The best places to see the Northern Lights
To behold the spectacular phenomenon that is the Aurora Borealis, or the Northern Lights, is an unforgettable experience, so it is no surprise that Northern Lights holidays are becoming increasingly popular. The Aurora Borealis is a unique display, the beauty of which can only be truly understood first-hand, as 19th century polar explorer Julius von Payer described: "No pencil can draw it, no colours can paint it and no words can describe it in all its magnificence."

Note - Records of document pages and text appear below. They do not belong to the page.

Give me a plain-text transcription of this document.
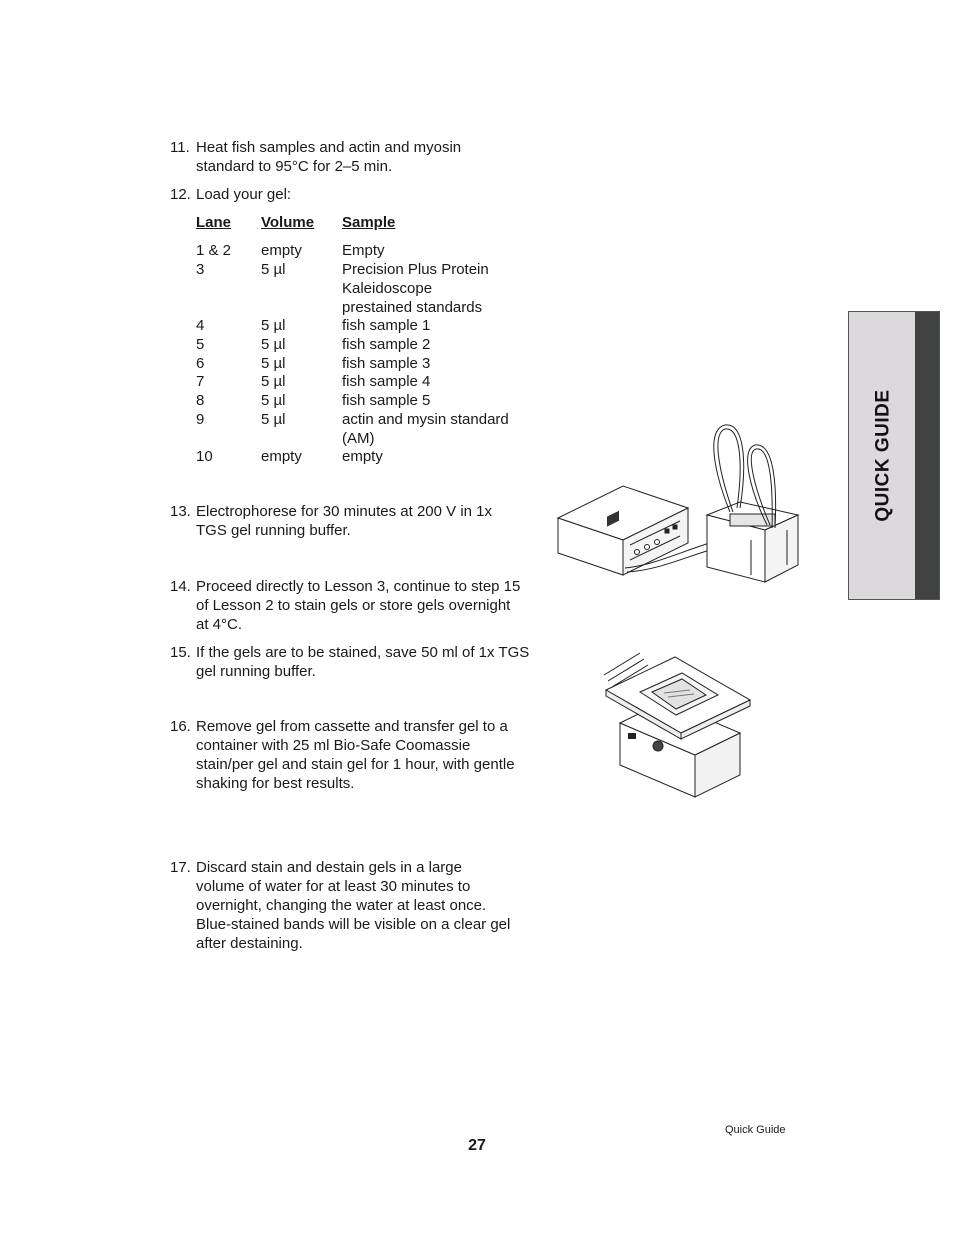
11. Heat fish samples and actin and myosin
standard to 95°C for 2–5 min.
12. Load your gel:
Lane Volume Sample
1 & 2 empty	Empty
3	5 µl	Precision Plus Protein
Kaleidoscope
prestained standards
4	5 µl	fish sample 1
5	5 µl	fish sample 2
6	5 µl	fish sample 3
7	5 µl	fish sample 4
8	5 µl	fish sample 5
9	5 µl	actin and mysin standard
(AM)
10	empty	empty
13. Electrophorese for 30 minutes at 200 V in 1x
TGS gel running buffer.
14. Proceed directly to Lesson 3, continue to step 15
of Lesson 2 to stain gels or store gels overnight
at 4°C.
15. If the gels are to be stained, save 50 ml of 1x TGS
gel running buffer.
16. Remove gel from cassette and transfer gel to a
container with 25 ml Bio-Safe Coomassie
stain/per gel and stain gel for 1 hour, with gentle
shaking for best results.
17. Discard stain and destain gels in a large
volume of water for at least 30 minutes to
overnight, changing the water at least once.
Blue-stained bands will be visible on a clear gel
after destaining.
QUICK GUIDE
Quick Guide
27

Where are the Northern lights?
With the current solar peak predicted by NASA to continue through 2014, now is a great time to travel to catch a glimpse of this unique spectacle – but where can you see the Northern Lights? The Northern Lights, a flickering, colourful curtain of lights created by solar particles colliding with the Earth’s atmosphere, occur in an oval ring-shaped area above the magnetic pole. Therefore, the further north you venture, the greater the chance you have of witnessing this dramatic and beautiful sight. One of the best and most accessible places to observe the Northern Lights is Iceland, due to its northerly location on the edge of the Arctic Circle and ecologically friendly environment with little atmospheric pollution (meaning that there is no light pollution to spoil your view).

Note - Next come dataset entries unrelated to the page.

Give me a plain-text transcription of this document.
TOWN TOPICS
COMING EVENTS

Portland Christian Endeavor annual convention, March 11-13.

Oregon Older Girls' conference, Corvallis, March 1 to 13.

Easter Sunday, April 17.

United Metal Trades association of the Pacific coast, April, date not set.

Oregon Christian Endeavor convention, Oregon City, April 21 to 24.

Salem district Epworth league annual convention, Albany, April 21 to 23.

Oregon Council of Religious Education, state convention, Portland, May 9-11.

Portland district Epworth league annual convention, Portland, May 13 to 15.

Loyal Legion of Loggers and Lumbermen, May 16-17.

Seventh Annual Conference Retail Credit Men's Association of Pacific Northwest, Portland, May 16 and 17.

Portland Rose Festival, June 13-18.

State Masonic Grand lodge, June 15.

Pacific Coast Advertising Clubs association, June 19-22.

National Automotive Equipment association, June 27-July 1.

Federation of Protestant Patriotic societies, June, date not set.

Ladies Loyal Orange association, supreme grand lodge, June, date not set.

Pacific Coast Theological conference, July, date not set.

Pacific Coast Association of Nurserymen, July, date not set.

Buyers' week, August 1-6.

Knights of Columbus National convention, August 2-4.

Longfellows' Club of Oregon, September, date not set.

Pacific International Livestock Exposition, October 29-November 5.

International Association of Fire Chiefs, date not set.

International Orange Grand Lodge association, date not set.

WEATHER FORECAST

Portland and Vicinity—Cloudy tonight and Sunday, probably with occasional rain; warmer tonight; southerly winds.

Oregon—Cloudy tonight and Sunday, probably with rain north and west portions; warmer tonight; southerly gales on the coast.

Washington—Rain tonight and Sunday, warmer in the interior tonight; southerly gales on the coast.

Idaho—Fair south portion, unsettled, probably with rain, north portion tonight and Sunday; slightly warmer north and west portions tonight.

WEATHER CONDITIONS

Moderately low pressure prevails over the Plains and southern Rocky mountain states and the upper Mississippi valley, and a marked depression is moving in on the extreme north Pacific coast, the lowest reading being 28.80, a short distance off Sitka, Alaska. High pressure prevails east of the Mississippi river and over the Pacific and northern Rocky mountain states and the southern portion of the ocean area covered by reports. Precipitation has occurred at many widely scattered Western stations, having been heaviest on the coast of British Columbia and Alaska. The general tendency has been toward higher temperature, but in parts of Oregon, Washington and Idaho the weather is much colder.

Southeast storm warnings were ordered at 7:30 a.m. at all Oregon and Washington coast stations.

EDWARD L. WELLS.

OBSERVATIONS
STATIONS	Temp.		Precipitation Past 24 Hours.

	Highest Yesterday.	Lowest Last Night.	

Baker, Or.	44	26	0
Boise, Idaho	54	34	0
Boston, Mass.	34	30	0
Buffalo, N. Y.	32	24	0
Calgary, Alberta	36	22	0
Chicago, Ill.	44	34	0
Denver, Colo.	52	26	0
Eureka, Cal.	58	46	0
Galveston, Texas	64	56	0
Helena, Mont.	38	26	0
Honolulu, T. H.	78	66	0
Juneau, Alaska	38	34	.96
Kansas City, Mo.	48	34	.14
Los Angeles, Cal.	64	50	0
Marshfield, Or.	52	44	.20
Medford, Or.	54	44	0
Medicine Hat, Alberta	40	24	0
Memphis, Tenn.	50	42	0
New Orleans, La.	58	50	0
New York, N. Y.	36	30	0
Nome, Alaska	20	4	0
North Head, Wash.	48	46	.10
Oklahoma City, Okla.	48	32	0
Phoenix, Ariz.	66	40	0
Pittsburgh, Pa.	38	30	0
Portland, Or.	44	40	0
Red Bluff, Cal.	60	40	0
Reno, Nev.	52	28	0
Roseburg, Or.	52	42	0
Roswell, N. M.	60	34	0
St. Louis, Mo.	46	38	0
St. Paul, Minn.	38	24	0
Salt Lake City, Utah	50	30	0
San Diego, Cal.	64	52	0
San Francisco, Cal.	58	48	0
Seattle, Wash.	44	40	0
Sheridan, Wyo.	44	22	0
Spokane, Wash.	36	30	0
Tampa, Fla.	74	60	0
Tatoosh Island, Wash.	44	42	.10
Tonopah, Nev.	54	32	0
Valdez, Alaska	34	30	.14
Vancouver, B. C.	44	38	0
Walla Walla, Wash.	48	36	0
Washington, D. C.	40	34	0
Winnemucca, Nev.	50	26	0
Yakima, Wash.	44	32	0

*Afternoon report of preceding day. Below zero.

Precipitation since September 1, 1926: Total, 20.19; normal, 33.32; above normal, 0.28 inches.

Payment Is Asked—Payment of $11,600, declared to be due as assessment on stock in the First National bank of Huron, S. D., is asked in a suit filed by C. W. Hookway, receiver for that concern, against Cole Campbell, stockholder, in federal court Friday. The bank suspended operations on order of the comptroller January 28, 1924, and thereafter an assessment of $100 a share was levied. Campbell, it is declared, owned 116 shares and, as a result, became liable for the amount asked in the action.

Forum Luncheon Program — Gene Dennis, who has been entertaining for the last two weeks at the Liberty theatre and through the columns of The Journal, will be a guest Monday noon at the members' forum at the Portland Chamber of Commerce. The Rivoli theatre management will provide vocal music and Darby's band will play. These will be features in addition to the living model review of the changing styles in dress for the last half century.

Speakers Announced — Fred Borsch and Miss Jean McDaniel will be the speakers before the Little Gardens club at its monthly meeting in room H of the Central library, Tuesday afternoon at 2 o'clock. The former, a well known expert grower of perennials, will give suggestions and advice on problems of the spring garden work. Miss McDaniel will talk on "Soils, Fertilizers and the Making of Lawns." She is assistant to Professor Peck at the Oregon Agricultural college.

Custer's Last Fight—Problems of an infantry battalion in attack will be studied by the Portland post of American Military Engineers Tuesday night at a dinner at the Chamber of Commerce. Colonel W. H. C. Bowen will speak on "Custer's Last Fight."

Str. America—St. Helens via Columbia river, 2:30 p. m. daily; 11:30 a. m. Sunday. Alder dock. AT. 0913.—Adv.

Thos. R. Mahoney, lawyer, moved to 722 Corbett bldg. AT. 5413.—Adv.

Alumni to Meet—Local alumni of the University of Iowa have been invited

If you are lucky enough to be on a tour of Iceland when the lights show, Iceland affords impressive vistas of the illuminations set against an incredible volcanic backdrop. In fact, Iceland’s dramatic landscape has much to offer travellers even if the lights fail to appear. Norway, too, offers opportunities to see the mesmerising spectacle of the Aurora Borealis first-hand, and this is certainly a highlight of our Norway holidays. The Norwegian city of Tromsø, which is located inside the Arctic Circle, provides an excellent starting point for Northern Lights seekers.
When is the best time to see the Northern Lights?
Although this mystical natural wonder occurs all year round, displays of the Northern Lights are notoriously unpredictable and can never be guaranteed. So when is the best time of year to see the Northern Lights? While it is impossible to ensure a sighting, the peak aurora season, during which the Northern Lights can be seen at any time, provides the best opportunities and runs from late September to late March.
The Northern Lights’ blazing trail is only visible in a dark night sky, so it cannot be seen from destinations within the Arctic Circle (including northern Norway) during the summer months, when the Midnight Sun provides constant daylight. However, even in the winter, a blanket of cloud cover can conceal the lights, which is why catching a display is so difficult to predict. A perfectly clear, winter sky will provide the ideal scenario for witnessing this breath-taking scene, and although this cannot be accurately predicted, our Iceland holidays and Norway tours depart between late autumn and winter (when the lights are at their most frequent) to provide you with the best chance of spotting this marvel.